Shostakovich’s Symphony No. 10

Notes by TŌN cellist Lucas Button

Shostakovich and Soviet Socialism
Shostakovich’s complicated relationship with Soviet authorities is one of the hot topics in music history over the last hundred years. Joseph Stalin’s regime expected artists to maintain a highly conservative approach, looking to works of the past to project an idealistic, uplifting image of socialism. We do not know exactly how much Shostakovich was emotionally affected by the regime’s strict rules for Soviet artists. (The 1979 book Testimony, claimed by its author, Solomon Volkov, to be an authentic compilation of Shostakovich’s memoirs, quotes the composer as expressing deep pain and confrontational stances against the Soviet regime. Several historians have strongly repudiated Volkov’s work, claiming Testimony to be a farce.) We certainly know he fluctuated in and out of the Soviet regime’s good graces over the 1930s and ’40s for works that provoked Soviet ideals. He followed each instance with a public apology and a series of less offensive works in order to avoid harsh punishment.

Emotional Content
Stalin died in March of 1953, and the Tenth Symphony was premiered later that year. With Stalin out of the picture, the Soviet regime was somewhat more lenient to the work of artists.
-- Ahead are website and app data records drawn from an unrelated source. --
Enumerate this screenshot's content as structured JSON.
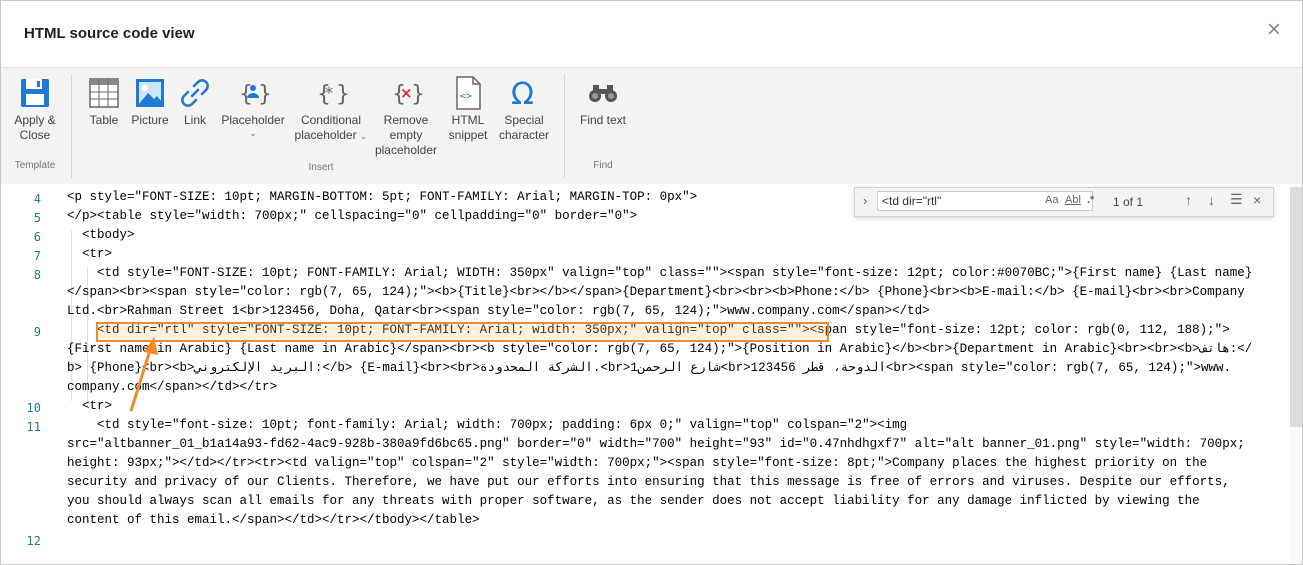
{
  "dialog": {
    "title": "HTML source code view",
    "close_label": "×"
  },
  "ribbon": {
    "groups": [
      {
        "label": "Template"
      },
      {
        "label": "Insert"
      },
      {
        "label": "Find"
      }
    ],
    "buttons": {
      "apply_close": "Apply & Close",
      "table": "Table",
      "picture": "Picture",
      "link": "Link",
      "placeholder": "Placeholder",
      "conditional_placeholder": "Conditional placeholder",
      "remove_empty_placeholder": "Remove empty placeholder",
      "html_snippet": "HTML snippet",
      "special_character": "Special character",
      "find_text": "Find text"
    },
    "icons": {
      "apply_close": "floppy-disk-icon",
      "table": "table-icon",
      "picture": "picture-icon",
      "link": "link-icon",
      "placeholder": "placeholder-icon",
      "conditional_placeholder": "conditional-placeholder-icon",
      "remove_empty_placeholder": "remove-placeholder-icon",
      "html_snippet": "html-file-icon",
      "special_character": "omega-icon",
      "find_text": "binoculars-icon"
    },
    "accent_color": "#1e7ad4",
    "remove_color": "#d9302c"
  },
  "find": {
    "query": "<td dir=\"rtl\"",
    "match_case": "Aa",
    "whole_word": "Abl",
    "regex": ".*",
    "count": "1 of 1"
  },
  "code": {
    "line_numbers": [
      "4",
      "5",
      "6",
      "7",
      "8",
      "9",
      "10",
      "11",
      "12"
    ],
    "lines": [
      "<p style=\"FONT-SIZE: 10pt; MARGIN-BOTTOM: 5pt; FONT-FAMILY: Arial; MARGIN-TOP: 0px\">",
      "</p><table style=\"width: 700px;\" cellspacing=\"0\" cellpadding=\"0\" border=\"0\">",
      "  <tbody>",
      "  <tr>",
      "    <td style=\"FONT-SIZE: 10pt; FONT-FAMILY: Arial; WIDTH: 350px\" valign=\"top\" class=\"\"><span style=\"font-size: 12pt; color:#0070BC;\">{First name} {Last name}",
      "</span><br><span style=\"color: rgb(7, 65, 124);\"><b>{Title}<br></b></span>{Department}<br><br><b>Phone:</b> {Phone}<br><b>E-mail:</b> {E-mail}<br><br>Company",
      "Ltd.<br>Rahman Street 1<br>123456, Doha, Qatar<br><span style=\"color: rgb(7, 65, 124);\">www.company.com</span></td>",
      "    <td dir=\"rtl\" style=\"FONT-SIZE: 10pt; FONT-FAMILY: Arial; width: 350px;\" valign=\"top\" class=\"\"><span style=\"font-size: 12pt; color: rgb(0, 112, 188);\">",
      "{First name in Arabic} {Last name in Arabic}</span><br><b style=\"color: rgb(7, 65, 124);\">{Position in Arabic}</b><br>{Department in Arabic}<br><br><b>هاتف:</",
      "b> {Phone}<br><b>البريد الإلكتروني:</b> {E-mail}<br><br>الشركة المحدودة.<br>1شارع الرحمن<br>123456 الدوحة، قطر<br><span style=\"color: rgb(7, 65, 124);\">www.",
      "company.com</span></td></tr>",
      "  <tr>",
      "    <td style=\"font-size: 10pt; font-family: Arial; width: 700px; padding: 6px 0;\" valign=\"top\" colspan=\"2\"><img",
      "src=\"altbanner_01_b1a14a93-fd62-4ac9-928b-380a9fd6bc65.png\" border=\"0\" width=\"700\" height=\"93\" id=\"0.47nhdhgxf7\" alt=\"alt banner_01.png\" style=\"width: 700px;",
      "height: 93px;\"></td></tr><tr><td valign=\"top\" colspan=\"2\" style=\"width: 700px;\"><span style=\"font-size: 8pt;\">Company places the highest priority on the",
      "security and privacy of our Clients. Therefore, we have put our efforts into ensuring that this message is free of errors and viruses. Despite our efforts,",
      "you should always scan all emails for any threats with proper software, as the sender does not accept liability for any damage inflicted by viewing the",
      "content of this email.</span></td></tr></tbody></table>"
    ]
  },
  "highlight_color": "#f08b2c"
}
It is possible Shostakovich used this to his advantage; some claim the intensely rhythmic, militaristic second movement to be a depiction of Stalin. Whether or not Shostakovich had this in mind, it is impossible to ignore the range of emotional content in this piece: the brooding, searching quality of the opening of the first movement, the drive of the second movement, the ominous clock-ticking of the third movement, and his oft-used DSCH (his initials put into musical notes) to sign off at the end of the final movement.

Tension Throughout the World
Composer Dmitri Kabalevsky, a Shostakovich contemporary and fellow Soviet, said about the Tenth Symphony: “I am deeply convinced that the conflict it portrays arises from the tension now existing throughout the world.” Perhaps we do not need a specific story in the composer’s words to form our own ideas about this work. Most of us have an idea what a tense world looks like, whether from contemporary context or an informed historical perspective.